Following the widespread availability of cloud computing resources, artificial intelligence has become a popular component of modern businesses. Due to this popularity, it is increasingly common to see a promising Twitter or LinkedIn article claiming impressive performance on a machine learning task. Frequently these articles will have a catchy title that follows the format, "So-and-so trained an AI model that can predict X with 99% accuracy!". While 99% accuracy can be an impressive metric, further statistical analysis may find concerning short-comings that end-users should be aware of.

An example

To demonstrate why accuracy can often be an inappropriate measurement of performance, let's quickly construct a model to detect if a person in the USA is infected with the flu. Here is the implementation of our model in Python.

# Performs a complex statistical analysis to detect the presence of the common flu
def doesPersonHaveFlu(person: any) -> bool:
    return False

It should be clear that our "model" is a bit concerning. No matter what data we feed in about the person, it simply returns False! But what happens when we evaluate our model's accuracy on the entire population of the USA? We can do some quick and dirty approximations to get an idea of how accurate our model might be. According to the CDC, the estimated annual prevalence of the Flu between 2010-2020 is between 9.3 million to 45 million. With a population of ~331 million people in 2020, we get a prevalence around 2.8% to 13.6%. If we assume that we tested every person in the USA with our model when they were actively sick we would still end up with an accuracy between 86.4% to 97.2%. Realistically, these people were not sick at the same time and the model would receive a much higher accuracy.

The core problem here is an imbalanced dataset. At any point in time, there are far more people without the flu than there are with the flu. By always predicting the majority class (that a person does not have the flu), our accuracy metric remains high. However, this is not what most people have in mind when they think of a model that can accurately predict the flu. To better evaluate a model against an imbalanced dataset, we need to use different statistics.

Sensitivity and Specificity

Why so sensitive?

Statistically, sensitivity can be interpreted as the probability of correctly predicting True when the person actually has the flu. This can be computed in our flu example as follows

sensitivity = True_Positives / Total_People_With_Flu

If we plug in the numbers from our model and assume 45 million people had the flu in 2020, we get the following. (note: we never predicted True, so we do not have any True_Positives)

sensitivity = 0.0 / 45000000.0

Our model has a sensitivity of 0, ouch. Because sensitivity gives us the probability of correctly identifying a sick person (0%), we can see that our model will never correctly identify a sick person!

Could you be more specific?

Statistically, specificity can be interpreted as the probability of correctly predicting False when the person does not have the flu. We can compute it like so

specificity = True_Negatives / Total_People_Without_Flu

And if we plug in our numbers once again (note: we correctly predicted False for all the people who did not have the flu).

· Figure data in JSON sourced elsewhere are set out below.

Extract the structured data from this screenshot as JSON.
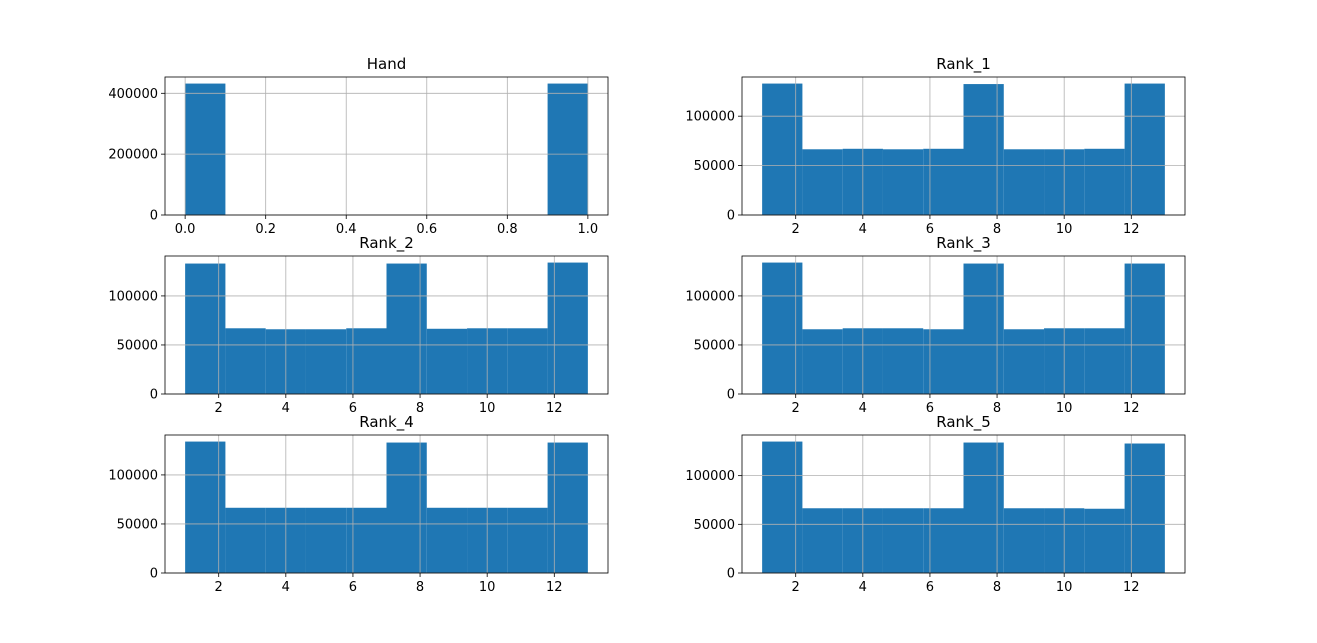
{
  "colors": {
    "bar": "#1f77b4",
    "grid": "#b0b0b0",
    "axis": "#000000",
    "background": "#ffffff"
  },
  "chart_data": [
    {
      "type": "bar",
      "title": "Hand",
      "xlabel": "",
      "ylabel": "",
      "bin_edges": [
        0,
        0.1,
        0.2,
        0.3,
        0.4,
        0.5,
        0.6,
        0.7,
        0.8,
        0.9,
        1.0
      ],
      "values": [
        432000,
        0,
        0,
        0,
        0,
        0,
        0,
        0,
        0,
        432000
      ],
      "xlim": [
        -0.05,
        1.05
      ],
      "ylim": [
        0,
        453600
      ],
      "xticks": [
        0.0,
        0.2,
        0.4,
        0.6,
        0.8,
        1.0
      ],
      "xtick_labels": [
        "0.0",
        "0.2",
        "0.4",
        "0.6",
        "0.8",
        "1.0"
      ],
      "yticks": [
        0,
        200000,
        400000
      ],
      "ytick_labels": [
        "0",
        "200000",
        "400000"
      ],
      "grid": true
    },
    {
      "type": "bar",
      "title": "Rank_1",
      "xlabel": "",
      "ylabel": "",
      "bin_edges": [
        1,
        2.2,
        3.4,
        4.6,
        5.8,
        7.0,
        8.2,
        9.4,
        10.6,
        11.8,
        13.0
      ],
      "values": [
        133000,
        66500,
        67000,
        66500,
        67000,
        132500,
        66500,
        66500,
        67000,
        133000
      ],
      "xlim": [
        0.4,
        13.6
      ],
      "ylim": [
        0,
        139650
      ],
      "xticks": [
        2,
        4,
        6,
        8,
        10,
        12
      ],
      "xtick_labels": [
        "2",
        "4",
        "6",
        "8",
        "10",
        "12"
      ],
      "yticks": [
        0,
        50000,
        100000
      ],
      "ytick_labels": [
        "0",
        "50000",
        "100000"
      ],
      "grid": true
    },
    {
      "type": "bar",
      "title": "Rank_2",
      "xlabel": "",
      "ylabel": "",
      "bin_edges": [
        1,
        2.2,
        3.4,
        4.6,
        5.8,
        7.0,
        8.2,
        9.4,
        10.6,
        11.8,
        13.0
      ],
      "values": [
        133000,
        67000,
        66000,
        66000,
        67000,
        133000,
        66500,
        67000,
        67000,
        134000
      ],
      "xlim": [
        0.4,
        13.6
      ],
      "ylim": [
        0,
        140700
      ],
      "xticks": [
        2,
        4,
        6,
        8,
        10,
        12
      ],
      "xtick_labels": [
        "2",
        "4",
        "6",
        "8",
        "10",
        "12"
      ],
      "yticks": [
        0,
        50000,
        100000
      ],
      "ytick_labels": [
        "0",
        "50000",
        "100000"
      ],
      "grid": true
    },
    {
      "type": "bar",
      "title": "Rank_3",
      "xlabel": "",
      "ylabel": "",
      "bin_edges": [
        1,
        2.2,
        3.4,
        4.6,
        5.8,
        7.0,
        8.2,
        9.4,
        10.6,
        11.8,
        13.0
      ],
      "values": [
        134000,
        66000,
        67000,
        67000,
        66000,
        133000,
        66000,
        67000,
        67000,
        133000
      ],
      "xlim": [
        0.4,
        13.6
      ],
      "ylim": [
        0,
        140700
      ],
      "xticks": [
        2,
        4,
        6,
        8,
        10,
        12
      ],
      "xtick_labels": [
        "2",
        "4",
        "6",
        "8",
        "10",
        "12"
      ],
      "yticks": [
        0,
        50000,
        100000
      ],
      "ytick_labels": [
        "0",
        "50000",
        "100000"
      ],
      "grid": true
    },
    {
      "type": "bar",
      "title": "Rank_4",
      "xlabel": "",
      "ylabel": "",
      "bin_edges": [
        1,
        2.2,
        3.4,
        4.6,
        5.8,
        7.0,
        8.2,
        9.4,
        10.6,
        11.8,
        13.0
      ],
      "values": [
        134000,
        66500,
        66500,
        66500,
        66500,
        133000,
        66500,
        66500,
        66500,
        133000
      ],
      "xlim": [
        0.4,
        13.6
      ],
      "ylim": [
        0,
        140700
      ],
      "xticks": [
        2,
        4,
        6,
        8,
        10,
        12
      ],
      "xtick_labels": [
        "2",
        "4",
        "6",
        "8",
        "10",
        "12"
      ],
      "yticks": [
        0,
        50000,
        100000
      ],
      "ytick_labels": [
        "0",
        "50000",
        "100000"
      ],
      "grid": true
    },
    {
      "type": "bar",
      "title": "Rank_5",
      "xlabel": "",
      "ylabel": "",
      "bin_edges": [
        1,
        2.2,
        3.4,
        4.6,
        5.8,
        7.0,
        8.2,
        9.4,
        10.6,
        11.8,
        13.0
      ],
      "values": [
        135000,
        66500,
        66500,
        66500,
        66500,
        134000,
        66500,
        66500,
        66000,
        133000
      ],
      "xlim": [
        0.4,
        13.6
      ],
      "ylim": [
        0,
        141750
      ],
      "xticks": [
        2,
        4,
        6,
        8,
        10,
        12
      ],
      "xtick_labels": [
        "2",
        "4",
        "6",
        "8",
        "10",
        "12"
      ],
      "yticks": [
        0,
        50000,
        100000
      ],
      "ytick_labels": [
        "0",
        "50000",
        "100000"
      ],
      "grid": true
    }
  ]
}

specificity = 45000000.0 / 45000000.0

Our model has a specificity of 1.0, it is good at something! Because specificity gives us the probability of correctly identifying a non-sick person (100%), we can now see that our model will never incorrectly tell someone that they have the flu.

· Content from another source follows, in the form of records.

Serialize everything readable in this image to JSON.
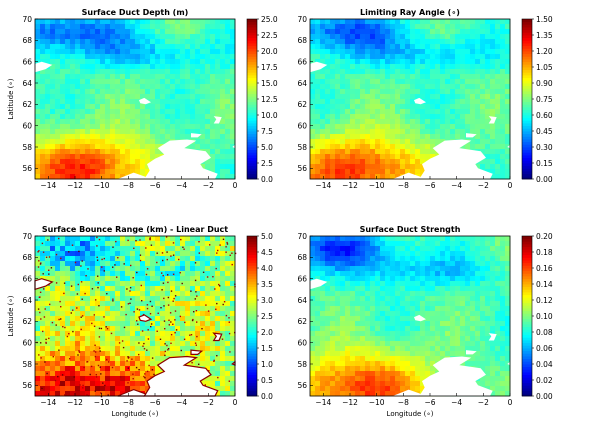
{
  "chart_data": [
    {
      "type": "heatmap",
      "title": "Surface Duct Depth (m)",
      "xlabel": "",
      "ylabel": "Latitude (∘)",
      "xlim": [
        -15,
        0
      ],
      "ylim": [
        55,
        70
      ],
      "xticks": [
        "−14",
        "−12",
        "−10",
        "−8",
        "−6",
        "−4",
        "−2",
        "0"
      ],
      "yticks": [
        "56",
        "58",
        "60",
        "62",
        "64",
        "66",
        "68",
        "70"
      ],
      "colorbar": {
        "range": [
          0,
          25
        ],
        "ticks": [
          "0.0",
          "2.5",
          "5.0",
          "7.5",
          "10.0",
          "12.5",
          "15.0",
          "17.5",
          "20.0",
          "22.5",
          "25.0"
        ]
      },
      "mean_level": 0.45,
      "colormap": "jet"
    },
    {
      "type": "heatmap",
      "title": "Limiting Ray Angle (∘)",
      "xlabel": "",
      "ylabel": "",
      "xlim": [
        -15,
        0
      ],
      "ylim": [
        55,
        70
      ],
      "xticks": [
        "−14",
        "−12",
        "−10",
        "−8",
        "−6",
        "−4",
        "−2",
        "0"
      ],
      "yticks": [
        "56",
        "58",
        "60",
        "62",
        "64",
        "66",
        "68",
        "70"
      ],
      "colorbar": {
        "range": [
          0,
          1.5
        ],
        "ticks": [
          "0.00",
          "0.15",
          "0.30",
          "0.45",
          "0.60",
          "0.75",
          "0.90",
          "1.05",
          "1.20",
          "1.35",
          "1.50"
        ]
      },
      "mean_level": 0.4,
      "colormap": "jet"
    },
    {
      "type": "heatmap",
      "title": "Surface Bounce Range (km) - Linear Duct",
      "xlabel": "Longitude (∘)",
      "ylabel": "Latitude (∘)",
      "xlim": [
        -15,
        0
      ],
      "ylim": [
        55,
        70
      ],
      "xticks": [
        "−14",
        "−12",
        "−10",
        "−8",
        "−6",
        "−4",
        "−2",
        "0"
      ],
      "yticks": [
        "56",
        "58",
        "60",
        "62",
        "64",
        "66",
        "68",
        "70"
      ],
      "colorbar": {
        "range": [
          0,
          5
        ],
        "ticks": [
          "0.0",
          "0.5",
          "1.0",
          "1.5",
          "2.0",
          "2.5",
          "3.0",
          "3.5",
          "4.0",
          "4.5",
          "5.0"
        ]
      },
      "mean_level": 0.6,
      "colormap": "jet"
    },
    {
      "type": "heatmap",
      "title": "Surface Duct Strength",
      "xlabel": "Longitude (∘)",
      "ylabel": "",
      "xlim": [
        -15,
        0
      ],
      "ylim": [
        55,
        70
      ],
      "xticks": [
        "−14",
        "−12",
        "−10",
        "−8",
        "−6",
        "−4",
        "−2",
        "0"
      ],
      "yticks": [
        "56",
        "58",
        "60",
        "62",
        "64",
        "66",
        "68",
        "70"
      ],
      "colorbar": {
        "range": [
          0,
          0.2
        ],
        "ticks": [
          "0.00",
          "0.02",
          "0.04",
          "0.06",
          "0.08",
          "0.10",
          "0.12",
          "0.14",
          "0.16",
          "0.18",
          "0.20"
        ]
      },
      "mean_level": 0.4,
      "colormap": "jet"
    }
  ]
}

Often times it is necessary to bias models to keep the sensitivity and specificity in an acceptable balance. Common approaches for this include weighting the classes (i.e. categories) in the dataset, under-sampling the majority class, over-sampling the minority class, or generating synthetic data.

Putting it all together

As we have seen, metrics can sometimes be misleading when blindly evaluating statistical models. It is important that the development team and the end user are in collaboration about what the model will need to actually do when it is out in production. For some circumstances, it may be acceptable to have a high sensitivity and for others a high specificity may be desired. During this collaboration step, a clean Test Dataset should be determined. By agreeing upon this test set prior to development, it is easier to determine which metrics will best capture the desired outcome.

When comparing multiple models, it can often be difficult to evaluate which one is the best using Sensitivity and Specificity alone. For these cases, it is often helpful to use an aggregated measure of performance such as AUC-ROC (my personal favorite!) or F1.